查理·芒格:是的。欧洲有很多我们没有的问题。我们有一个完整的联邦联盟,管理央行的国家可以印制自己的货币,偿还自己的债务等等。而在欧洲,他们没有完整的联邦联盟,这使得处理这些压力变得非常非常困难。所以我们对美国的风险状况更放心。

沃伦·巴菲特:这是天壤之别。2008年秋天,当伯南克和保尔森——实际上还有美国总统——说”我们会不惜一切代价”时,你知道他们有能力、也有意愿不惜一切代价。但当你有17个国家放弃了主权——就货币而言——就存在这个问题。亨利·基辛格很久以前就说过:“如果我想给欧洲打电话,我该拨什么号码?“当你有17个国家时——想象一下如果2008年我们有17个州,我们必须让这些州的州长都去华盛顿,在货币市场基金恐慌、商业票据恐慌——你说什么——的时候达成一致行动方案,我们会有不同的结果。所以我会把欧洲银行和美国银行归为两个完全不同的类别。

原文

WARREN BUFFETT: Well, I have a decidedly different view on European banks than American banks. The American banks are in a far, far, far better position than they were three or four years ago. They’ve taken most of the abnormal losses that existed, or that were going to manifest themselves, in their portfolios from what’s now 3 1/2 or four years ago. They’ve buttressed their capital in a very big way. They’ve got liquidity coming out their ears at the bigger banks. The American banking system is in fine shape. The European banking system was gasping for air a few months back, which is why Mr. Draghi opened up his wallet at the ECB and came up with roughly a trillion euros of liquidity for those banks. Now a trillion euros is about $1.3 trillion, and $1.3 trillion is about one-sixth of all the bank deposits in the United States. I mean, it was a huge act by the European Central Bank, and it was designed to replace funding that was running off from European banks. European banks had more wholesale funding than American banks, on average.

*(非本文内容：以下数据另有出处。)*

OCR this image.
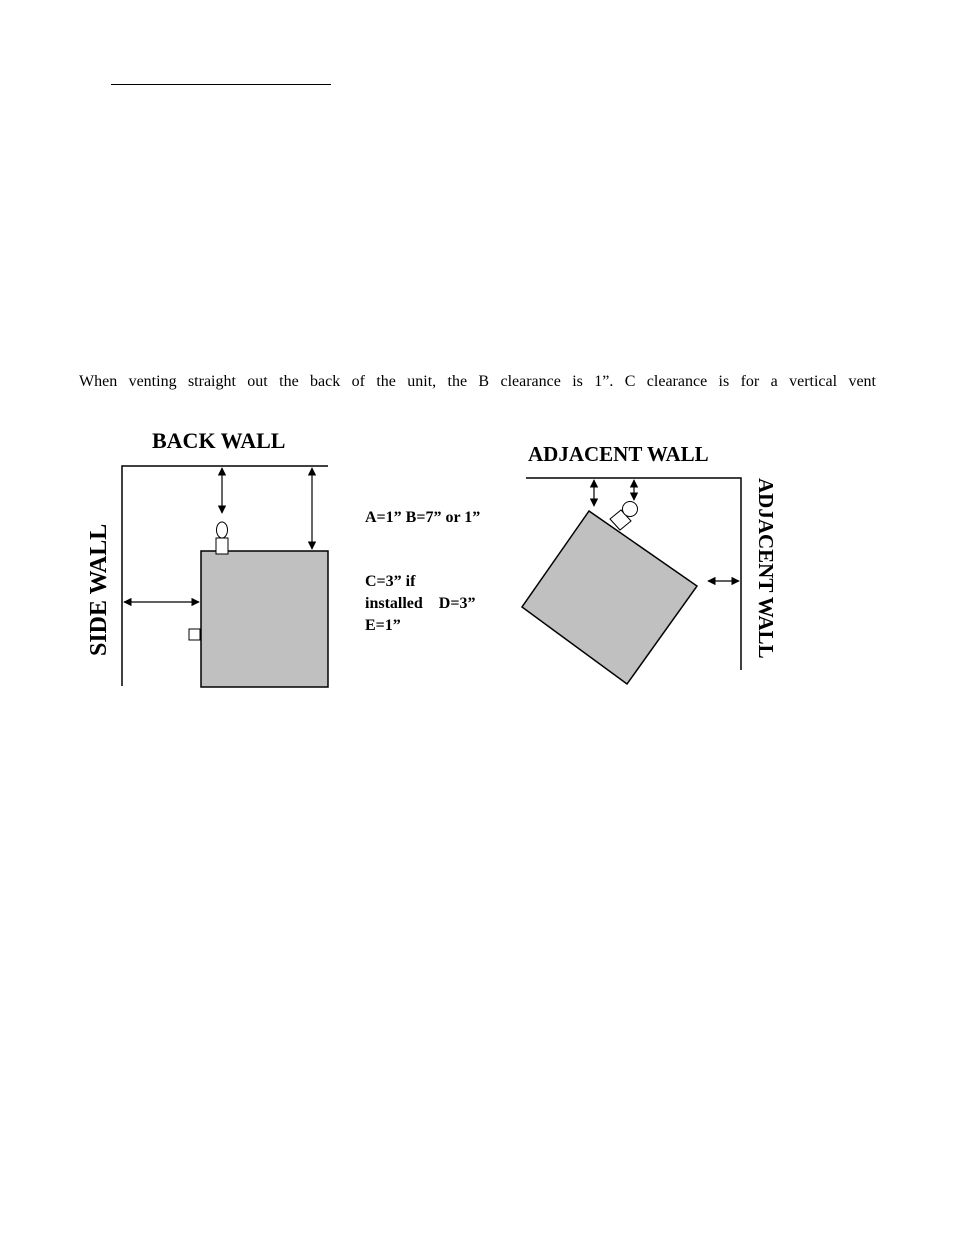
When venting straight out the back of the unit, the B clearance is 1”. C clearance is for a vertical vent
BACK WALL
SIDE WALL
ADJACENT WALL
ADJACENT WALL
A=1” B=7” or 1”
C=3” if
installed    D=3”
E=1”
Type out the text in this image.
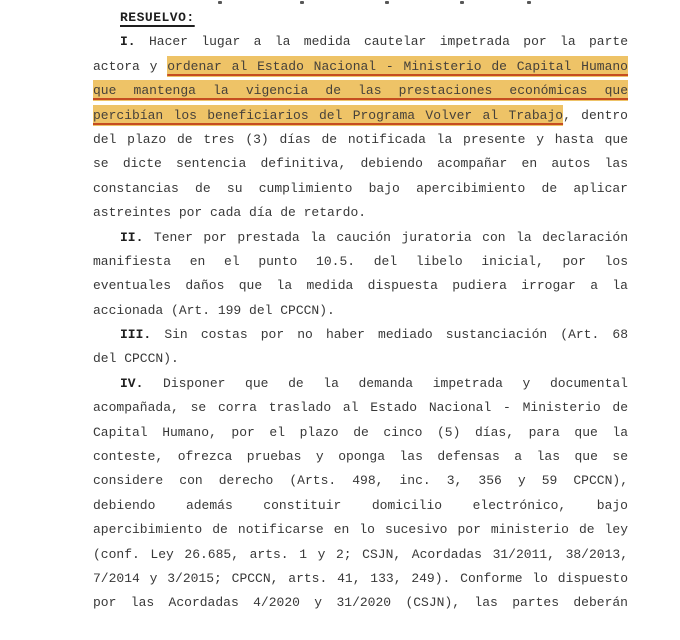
RESUELVO:
I. Hacer lugar a la medida cautelar impetrada por la parte
actora y ordenar al Estado Nacional - Ministerio de Capital Humano
que mantenga la vigencia de las prestaciones económicas que
percibían los beneficiarios del Programa Volver al Trabajo, dentro
del plazo de tres (3) días de notificada la presente y hasta que
se dicte sentencia definitiva, debiendo acompañar en autos las
constancias de su cumplimiento bajo apercibimiento de aplicar
astreintes por cada día de retardo.
II. Tener por prestada la caución juratoria con la declaración
manifiesta en el punto 10.5. del libelo inicial, por los
eventuales daños que la medida dispuesta pudiera irrogar a la
accionada (Art. 199 del CPCCN).
III. Sin costas por no haber mediado sustanciación (Art. 68
del CPCCN).
IV. Disponer que de la demanda impetrada y documental
acompañada, se corra traslado al Estado Nacional - Ministerio de
Capital Humano, por el plazo de cinco (5) días, para que la
conteste, ofrezca pruebas y oponga las defensas a las que se
considere con derecho (Arts. 498, inc. 3, 356 y 59 CPCCN),
debiendo además constituir domicilio electrónico, bajo
apercibimiento de notificarse en lo sucesivo por ministerio de ley
(conf. Ley 26.685, arts. 1 y 2; CSJN, Acordadas 31/2011, 38/2013,
7/2014 y 3/2015; CPCCN, arts. 41, 133, 249). Conforme lo dispuesto
por las Acordadas 4/2020 y 31/2020 (CSJN), las partes deberán
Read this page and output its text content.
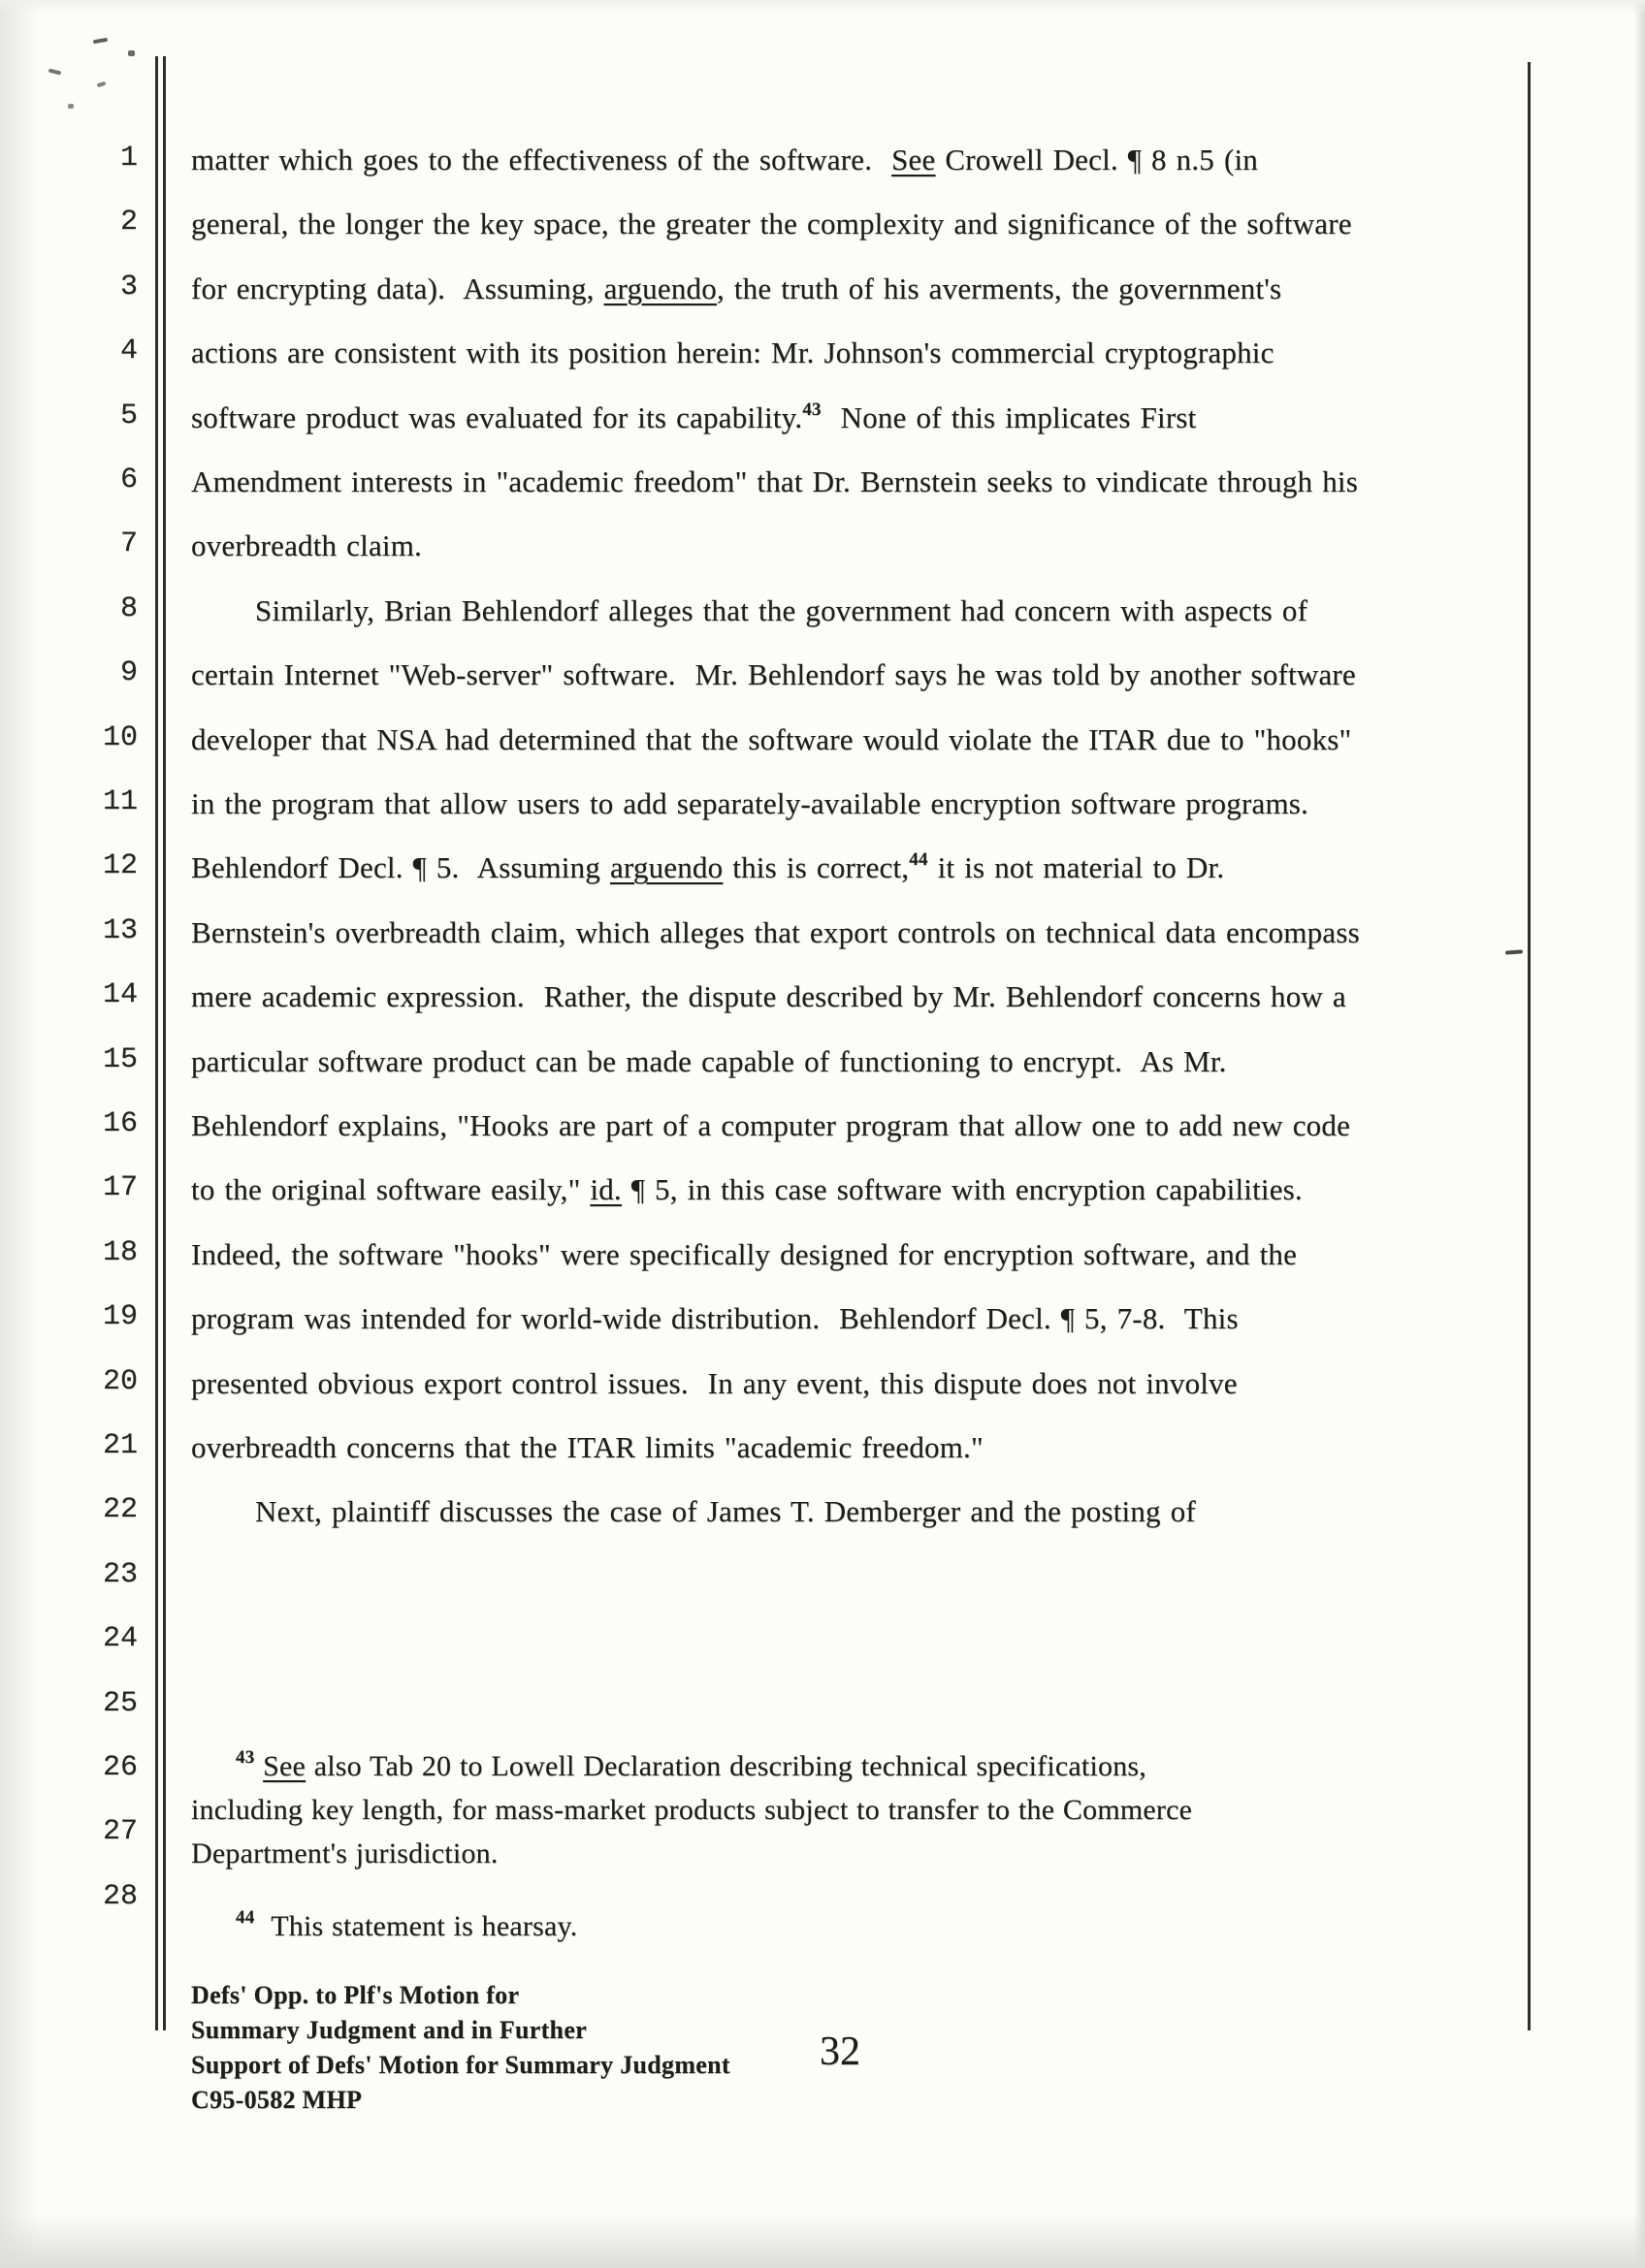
1
2
3
4
5
6
7
8
9
10
11
12
13
14
15
16
17
18
19
20
21
22
23
24
25
26
27
28
matter which goes to the effectiveness of the software.  See Crowell Decl. ¶ 8 n.5 (in
general, the longer the key space, the greater the complexity and significance of the software
for encrypting data).  Assuming, arguendo, the truth of his averments, the government's
actions are consistent with its position herein: Mr. Johnson's commercial cryptographic
software product was evaluated for its capability.$^{43}$  None of this implicates First
Amendment interests in "academic freedom" that Dr. Bernstein seeks to vindicate through his
overbreadth claim.
Similarly, Brian Behlendorf alleges that the government had concern with aspects of
certain Internet "Web-server" software.  Mr. Behlendorf says he was told by another software
developer that NSA had determined that the software would violate the ITAR due to "hooks"
in the program that allow users to add separately-available encryption software programs.
Behlendorf Decl. ¶ 5.  Assuming arguendo this is correct,$^{44}$ it is not material to Dr.
Bernstein's overbreadth claim, which alleges that export controls on technical data encompass
mere academic expression.  Rather, the dispute described by Mr. Behlendorf concerns how a
particular software product can be made capable of functioning to encrypt.  As Mr.
Behlendorf explains, "Hooks are part of a computer program that allow one to add new code
to the original software easily," id. ¶ 5, in this case software with encryption capabilities.
Indeed, the software "hooks" were specifically designed for encryption software, and the
program was intended for world-wide distribution.  Behlendorf Decl. ¶ 5, 7-8.  This
presented obvious export control issues.  In any event, this dispute does not involve
overbreadth concerns that the ITAR limits "academic freedom."
Next, plaintiff discusses the case of James T. Demberger and the posting of
$^{43}$ See also Tab 20 to Lowell Declaration describing technical specifications,
including key length, for mass-market products subject to transfer to the Commerce
Department's jurisdiction.
$^{44}$  This statement is hearsay.
Defs' Opp. to Plf's Motion for
Summary Judgment and in Further
Support of Defs' Motion for Summary Judgment
C95-0582 MHP
32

If you look at the Bank of America or Wells Fargo, they get an enormous amount of money from a natural customer base. European banks tended to get much more of it on a wholesale basis, and that money can run pretty fast. So the European banks need more capital in many cases. They’ve done very little along that line. One Italian bank had a rights offering here three or four months ago, but basically they have not wanted to raise capital, probably because they didn’t like the prices at which they would have had to do so, and they were losing their funding base. The problem on the funding base has been solved by the ECB because the ECB gave them this money for three years at 1 percent. I’d like to have a lot of money at three years at 1 percent, but I’m not in trouble, so I can’t get it. (Laughter) But I just — if you look at our banking system, it’s really remarkable what’s been accomplished.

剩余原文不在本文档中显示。